Are “Nondisclosure Agreements” Taxable?


Author: Attorney John R. Orton


“Nondisclosure agreements” (NDA) or “confidentiality agreements” are becoming more popular in litigation settlements. In some cases, the parties wish to add a “nondisclosure” clause to their settlement agreement to keep the terms and conditions of the settlement confidential and out of the public eye.  These agreements usually prohibit the parties from releasing any information regarding the settlement and impose a penalty if a party violates the agreement.

A tax problem has arisen with the IRS, which takes the position that payments received for a nondisclosure agreement are taxable.  In Amos v. Commissioner of Internal Revenue, T.C. Memo. 2003-329 (Dec. 1, 2003), the IRS evaluated the settlement of a claim between a photographer and Chicago Bulls basketball player, Dennis Rodman.  During a game, Rodman chased a ball out of bounds and was tripped up by a photographer.  In a fit of anger, Rodman kicked the photographer as he re-entered the court.  The photographer sued, and a settlement of $200,000.00 was reached.  The settlement included a “confidentiality clause.”

Personal injury settlements are usually tax free.  However, in this case, the IRS claimed that part of the $200,000.00 was not compensation for personal injuries, but compensation to keep the settlement quiet. The tax court agreed and concluded that $80,000.00 of the settlement was for the non-disclosure clause and, therefore, taxable.
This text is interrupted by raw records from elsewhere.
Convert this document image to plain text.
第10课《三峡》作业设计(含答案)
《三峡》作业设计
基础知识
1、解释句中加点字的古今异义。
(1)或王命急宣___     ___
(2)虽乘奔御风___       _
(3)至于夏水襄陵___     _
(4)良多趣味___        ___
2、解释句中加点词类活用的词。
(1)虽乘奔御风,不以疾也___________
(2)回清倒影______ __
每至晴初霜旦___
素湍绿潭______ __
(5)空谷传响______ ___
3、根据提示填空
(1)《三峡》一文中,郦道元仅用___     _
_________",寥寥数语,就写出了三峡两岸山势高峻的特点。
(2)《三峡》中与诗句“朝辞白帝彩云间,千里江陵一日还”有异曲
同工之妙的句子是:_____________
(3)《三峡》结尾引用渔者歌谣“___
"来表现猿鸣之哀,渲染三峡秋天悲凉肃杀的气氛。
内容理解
To avoid this problem, there are several things you should consider:

  1. Avoid using nondisclosure agreements altogether;
  2. If you use a nondisclosure clause in a settlement agreement, specifically allocate an amount toward the physical injuries and an amount toward the nondisclosure clause;
  3. In the agreement, make the nondisclosure provisions “mutual” so that the consideration flowing between the parties is equal and not part of the settlement paid for physical injuries.